The great seal of the North Carolina general assembly. Inscribed is the state’s motto “Esse quam videri,” latin for “to be, rather than to seem”.

Tuesday 3, November marked the voting day for the midterm elections. Polls closed late at night with a dead heat, and a slight lead held by incumbent senator Kay Hagan (Democrat). However, when dawn broke and all votes were tallied, Thom Tillis (Republican) was revealed to be the winner of the senate by a slim margin of only 1.68% (48,511 individual votes). Hagan has been in office as a US senator since 2009, and had served in the NC state senate for 10 years prior. Thom Tillis will assume her office as senator on January 3rd, 2015.

High schoolers find themselves on the brink of being tossed into the land of adulthood, and many are forming opinions and reactions to important elections, even if they don’t hold the right to vote.

“I personally feel bad for teachers and middle-class people because Thom Tillis was elected,” said Alec Ballard, a junior who was disappointed by the outcome of the close race.

Other high school students exhibit little to no interest in politics.

“I don’t really care about elections. I don’t follow them,” said Adrian Corkery, sophomore. He, like some students, think high-schoolers are not old enough to be worrying about such things.

In contrast, some that pay close attention to the political landscape in North Carolina wish they would be allowed to make an impact sooner. Freshman students turning 15 this year will not be able to vote until 2018–well past the next presidential election.

US Senator elections only affect nationwide lawmaking. Just as important if not more important to Leesville students are the state and local elections, generally divided by district, in which state senators are elected to pass laws for North Carolina on a more local level. The Senate, a branch of the General Assembly, is comprised of 50 senators who serve terms of two years. Additionally, a Lieutenant governor is elected to break any votes that end in a tie.

The North Carolina house of representatives, where Thom Tillis is currently speaker, consists of 120 members who have two-year terms. U.S. Senator-elect Thom Tillis will represent only one vote amongst 100 other senators that can only operate at a national level to make laws for the entire country.

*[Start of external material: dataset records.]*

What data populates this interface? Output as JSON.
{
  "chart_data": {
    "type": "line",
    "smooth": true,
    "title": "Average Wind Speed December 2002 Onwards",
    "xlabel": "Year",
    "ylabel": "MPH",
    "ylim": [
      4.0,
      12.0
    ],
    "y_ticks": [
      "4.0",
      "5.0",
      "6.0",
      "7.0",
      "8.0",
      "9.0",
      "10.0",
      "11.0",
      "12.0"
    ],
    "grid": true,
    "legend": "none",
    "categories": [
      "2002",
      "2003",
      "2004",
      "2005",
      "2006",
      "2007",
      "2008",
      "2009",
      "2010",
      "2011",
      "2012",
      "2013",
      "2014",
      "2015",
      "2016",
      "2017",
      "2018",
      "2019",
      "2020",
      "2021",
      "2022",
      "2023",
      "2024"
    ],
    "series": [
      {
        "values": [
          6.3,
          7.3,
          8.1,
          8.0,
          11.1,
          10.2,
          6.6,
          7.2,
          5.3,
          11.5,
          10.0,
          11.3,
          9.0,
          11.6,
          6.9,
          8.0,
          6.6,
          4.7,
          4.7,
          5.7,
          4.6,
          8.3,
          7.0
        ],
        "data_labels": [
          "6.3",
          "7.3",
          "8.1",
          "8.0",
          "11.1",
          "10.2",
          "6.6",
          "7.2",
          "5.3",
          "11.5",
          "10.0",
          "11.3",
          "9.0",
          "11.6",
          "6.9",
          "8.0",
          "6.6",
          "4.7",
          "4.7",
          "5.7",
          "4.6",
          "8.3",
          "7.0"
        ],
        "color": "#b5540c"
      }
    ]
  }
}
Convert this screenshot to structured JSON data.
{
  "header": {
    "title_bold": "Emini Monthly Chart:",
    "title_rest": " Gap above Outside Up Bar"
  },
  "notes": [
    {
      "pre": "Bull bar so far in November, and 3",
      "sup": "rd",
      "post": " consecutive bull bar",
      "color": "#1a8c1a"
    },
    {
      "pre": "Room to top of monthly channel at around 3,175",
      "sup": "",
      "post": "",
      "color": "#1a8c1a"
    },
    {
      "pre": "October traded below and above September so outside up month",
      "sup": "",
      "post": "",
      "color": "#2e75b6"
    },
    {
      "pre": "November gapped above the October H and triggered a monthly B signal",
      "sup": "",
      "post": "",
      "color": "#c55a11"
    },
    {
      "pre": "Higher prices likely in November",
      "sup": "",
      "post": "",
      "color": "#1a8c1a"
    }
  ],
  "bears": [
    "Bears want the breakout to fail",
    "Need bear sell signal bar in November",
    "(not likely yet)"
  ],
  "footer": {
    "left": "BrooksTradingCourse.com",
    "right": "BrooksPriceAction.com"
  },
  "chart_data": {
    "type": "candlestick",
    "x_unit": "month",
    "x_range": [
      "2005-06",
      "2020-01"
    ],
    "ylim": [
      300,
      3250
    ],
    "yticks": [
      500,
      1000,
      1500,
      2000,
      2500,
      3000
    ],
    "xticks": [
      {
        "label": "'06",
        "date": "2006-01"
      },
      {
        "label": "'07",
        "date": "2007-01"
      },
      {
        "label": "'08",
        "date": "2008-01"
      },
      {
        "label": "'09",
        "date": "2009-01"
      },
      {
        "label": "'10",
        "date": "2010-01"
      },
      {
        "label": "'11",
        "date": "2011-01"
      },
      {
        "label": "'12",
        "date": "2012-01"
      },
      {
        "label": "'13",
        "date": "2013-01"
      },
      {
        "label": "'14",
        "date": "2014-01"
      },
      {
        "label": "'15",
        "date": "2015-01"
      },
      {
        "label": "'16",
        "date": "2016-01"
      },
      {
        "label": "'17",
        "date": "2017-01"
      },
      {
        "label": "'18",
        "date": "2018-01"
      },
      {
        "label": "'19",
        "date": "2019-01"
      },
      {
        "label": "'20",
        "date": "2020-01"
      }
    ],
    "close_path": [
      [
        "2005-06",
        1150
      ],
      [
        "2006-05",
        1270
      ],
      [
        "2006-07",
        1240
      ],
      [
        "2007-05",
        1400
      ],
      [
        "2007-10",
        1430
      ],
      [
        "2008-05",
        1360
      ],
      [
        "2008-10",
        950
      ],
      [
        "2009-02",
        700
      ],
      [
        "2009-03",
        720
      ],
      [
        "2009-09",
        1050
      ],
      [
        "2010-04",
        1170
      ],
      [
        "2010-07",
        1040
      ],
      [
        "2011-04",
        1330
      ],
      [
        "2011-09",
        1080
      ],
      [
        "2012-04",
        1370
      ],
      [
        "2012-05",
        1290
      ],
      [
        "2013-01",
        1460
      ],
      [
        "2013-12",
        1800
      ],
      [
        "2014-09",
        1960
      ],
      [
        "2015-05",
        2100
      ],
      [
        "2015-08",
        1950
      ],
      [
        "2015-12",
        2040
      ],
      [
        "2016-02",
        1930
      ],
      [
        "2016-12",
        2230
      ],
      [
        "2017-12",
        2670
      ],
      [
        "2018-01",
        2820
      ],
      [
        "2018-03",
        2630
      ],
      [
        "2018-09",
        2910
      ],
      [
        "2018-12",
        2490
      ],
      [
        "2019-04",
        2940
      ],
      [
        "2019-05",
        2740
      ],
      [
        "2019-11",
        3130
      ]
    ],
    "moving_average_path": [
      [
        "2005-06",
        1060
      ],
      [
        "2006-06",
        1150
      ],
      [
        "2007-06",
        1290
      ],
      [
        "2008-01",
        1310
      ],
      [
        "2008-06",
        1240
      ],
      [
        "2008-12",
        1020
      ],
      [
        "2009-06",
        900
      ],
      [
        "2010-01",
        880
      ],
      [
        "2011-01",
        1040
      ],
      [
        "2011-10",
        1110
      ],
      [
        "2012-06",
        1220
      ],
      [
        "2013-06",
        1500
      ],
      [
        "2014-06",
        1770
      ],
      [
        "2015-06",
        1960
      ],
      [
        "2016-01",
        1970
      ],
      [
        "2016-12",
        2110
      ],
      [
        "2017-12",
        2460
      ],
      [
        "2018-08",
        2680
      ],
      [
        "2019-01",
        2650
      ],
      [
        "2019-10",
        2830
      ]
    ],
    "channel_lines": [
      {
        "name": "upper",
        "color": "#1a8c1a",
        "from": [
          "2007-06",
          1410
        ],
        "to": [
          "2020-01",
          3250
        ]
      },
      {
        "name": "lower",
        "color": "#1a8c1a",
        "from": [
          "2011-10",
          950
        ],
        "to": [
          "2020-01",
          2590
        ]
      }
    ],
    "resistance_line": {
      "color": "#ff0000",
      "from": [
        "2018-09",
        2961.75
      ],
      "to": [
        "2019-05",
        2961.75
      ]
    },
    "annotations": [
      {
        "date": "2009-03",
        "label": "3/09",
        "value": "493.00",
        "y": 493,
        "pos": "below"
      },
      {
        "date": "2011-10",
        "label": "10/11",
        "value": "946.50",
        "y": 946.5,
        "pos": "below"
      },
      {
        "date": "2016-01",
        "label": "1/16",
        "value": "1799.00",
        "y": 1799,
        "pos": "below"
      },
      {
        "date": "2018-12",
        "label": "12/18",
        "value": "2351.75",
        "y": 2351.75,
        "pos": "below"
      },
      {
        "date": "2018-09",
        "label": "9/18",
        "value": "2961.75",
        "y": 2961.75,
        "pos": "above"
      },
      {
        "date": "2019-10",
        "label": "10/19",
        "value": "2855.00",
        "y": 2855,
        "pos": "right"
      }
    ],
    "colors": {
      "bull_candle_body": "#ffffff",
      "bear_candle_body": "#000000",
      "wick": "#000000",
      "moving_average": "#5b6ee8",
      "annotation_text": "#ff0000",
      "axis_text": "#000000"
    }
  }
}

For a high-school student, local elections might matter more because they set laws for things like drivers licenses and running schools. Do you know which candidates were on the ballot in your district?

In the November elections, Democrats only lost 1 seat to control 16 of the 50 state senate positions. In the State House, Republicans lost 3 seats to control 74 out of 120 offices. While NC gave control of Kay Hagans position in the senate to Thom Tillis, at the state level only a few seats changed hands, and the Republican party has a majority in the Senate, House, and Governorship (held by Republican Pat McCrory) to create a trifecta of total NC legislative control. Giving the republicans a majority in the House, to pass more laws favoring republican interests. Which, for Republican interests, is a big deal.

Whether or not you pay attention to this election, the day will come sooner rather than later, when today’s high school kids will be allowed to go forth unto the polling places and decide who will make laws for them. Those who choose to pay attention to the things that are going on in politics now might have an easier time deciding their stance on issues and who to elect when they finally can vote.